Эта игра продолжалась долго. Озорная девчонка забавлялась, зная, что это безопасно, что он не осмелится посягнуть на нее даже в мыслях, а ей хотелось, чтобы он видел в ней не девчонку, а взрослую девушку, женщину. Это была игра котенка в присутствии мамы: всегда можно подбежать к ней, и хочется убежать от нее подальше. И она отбегала. Случалось, когда они вдвоем шли куда-нибудь, она брала его под руку, он волновался, а она лукаво поглядывала на него. Но и дальше играла, и бегала по саду, подпрыгивала, хватаясь за ветку, и болтала в воздухе босыми ногами (туфли валялись на траве), красивыми, длинными ногами, еще девочка, но уже и женщина, не созревшая женщина, что особенно привлекательно. Женщина находит свое завершение в любви. Он о ней и мечтать не мог как о женщине, пока не заметил, что мечтает, и ужаснулся: что скажут Иринины отец и мать, он был убежден, они думают не о таком женихе для своей единственной дочери. И тогда он ушел от них. Бывало, заставлял себя по нескольку недель не появляться, а потом не выдерживал и шел, и все начиналось сначала. Точно он знал одно: Иринины родители доверяют ему, и именно это доверие сковывало, хотя уже чувствовал, что они с этой ветреной, избалованной девчонкой давно переступили невидимую грань, что это уже не игра, что их неудержимо несет огромная и светлая река, которую называют любовью.
Ирина влюбилась в его простодушный оптимизм, в его смех, а еще больше в его мужественность, взрослость. Когда она впервые увидела на пляже его грудь и плечи (еле затащила его искупаться), то посмотрела на него, как на Прометея, сошедшего со скалы: они были сплошь в шрамах и рубцах.

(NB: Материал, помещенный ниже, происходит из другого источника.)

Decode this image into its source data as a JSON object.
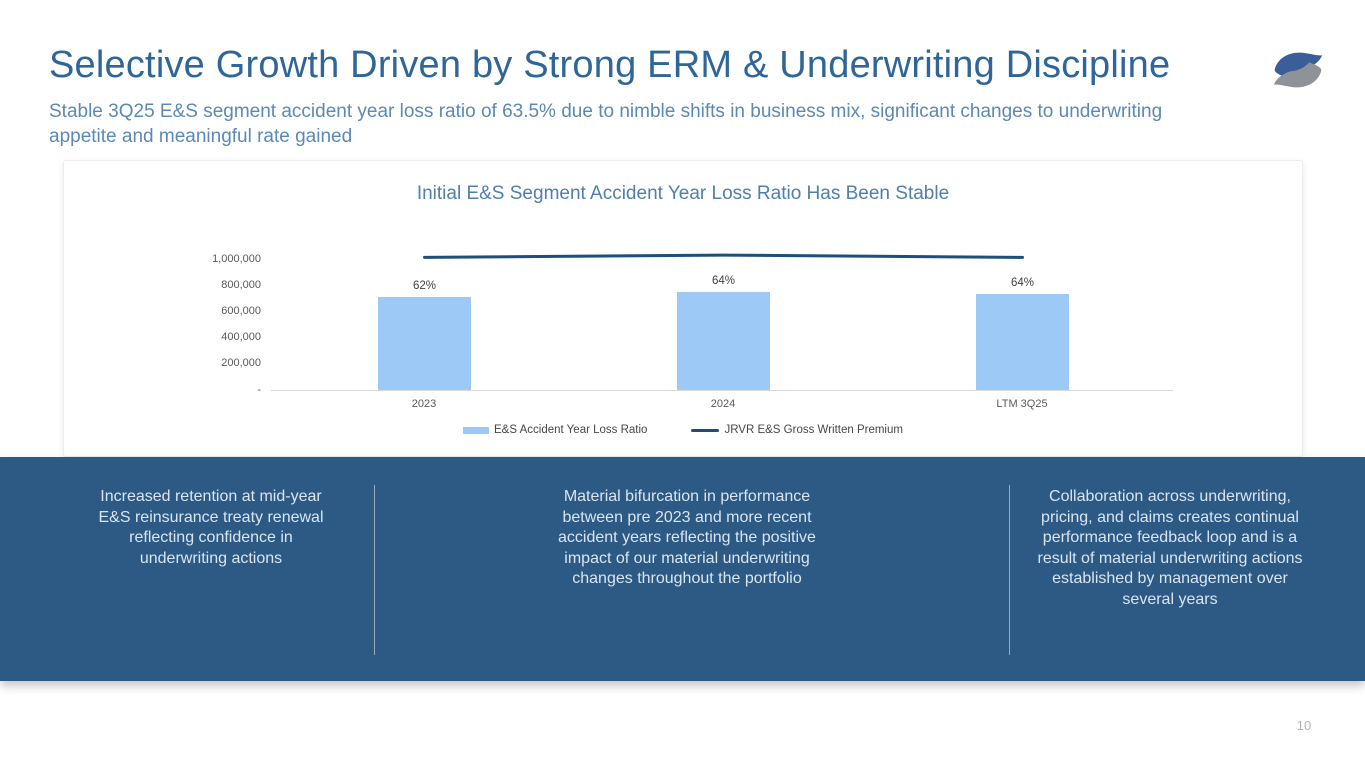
{
  "slide": {
    "title": "Selective Growth Driven by Strong ERM & Underwriting Discipline",
    "subtitle": "Stable 3Q25 E&S segment accident year loss ratio of 63.5% due to nimble shifts in business mix, significant changes to underwriting appetite and meaningful rate gained",
    "page_number": "10",
    "logo": {
      "name": "two-wave-swirl-logo",
      "top_wave_color": "#3b5d9a",
      "bottom_wave_color": "#8e9399"
    }
  },
  "chart_data": {
    "type": "bar",
    "title": "Initial E&S Segment Accident Year Loss Ratio Has Been Stable",
    "categories": [
      "2023",
      "2024",
      "LTM 3Q25"
    ],
    "series": [
      {
        "name": "E&S Accident Year Loss Ratio",
        "render": "bar",
        "color": "#9cc9f5",
        "labels": [
          "62%",
          "64%",
          "64%"
        ],
        "values_pct": [
          62,
          64,
          64
        ],
        "values": [
          710000,
          748000,
          736000
        ]
      },
      {
        "name": "JRVR E&S Gross Written Premium",
        "render": "line",
        "color": "#1f4e79",
        "values": [
          1012000,
          1030000,
          1012000
        ]
      }
    ],
    "xlabel": "",
    "ylabel": "",
    "ylim": [
      0,
      1000000
    ],
    "y_ticks": [
      "1,000,000",
      "800,000",
      "600,000",
      "400,000",
      "200,000",
      "-"
    ],
    "grid": false,
    "legend_position": "bottom"
  },
  "callouts": [
    "Increased retention at mid-year E&S reinsurance treaty renewal reflecting confidence in underwriting actions",
    "Material bifurcation in performance between pre 2023 and more recent accident years reflecting the positive impact of our material underwriting changes throughout the portfolio",
    "Collaboration across underwriting, pricing, and claims creates continual performance feedback loop and is a result of material underwriting actions established by management over several years"
  ]
}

Девочки в школе, дознавшись про ее любовь, ахнули: «Такой старый Такой нескладный». А он казался ей и молодым и стройным, и все остальные ребята просто не существовали для нее. Было ли это настоящей любовью? А чем же еще? Была любовь и есть. Василий ее и по сей день просто обожает. Он считает: судьба не по заслугам щедро одарила его, он и сотой доли не заслужил. Когда она сказала, что любит его, он и возликовал и ужаснулся, тут же решив не ходить к ним, не видеть ее. Но вскоре к нему приехала мать Ирины, и он стал вновь бывать в их доме.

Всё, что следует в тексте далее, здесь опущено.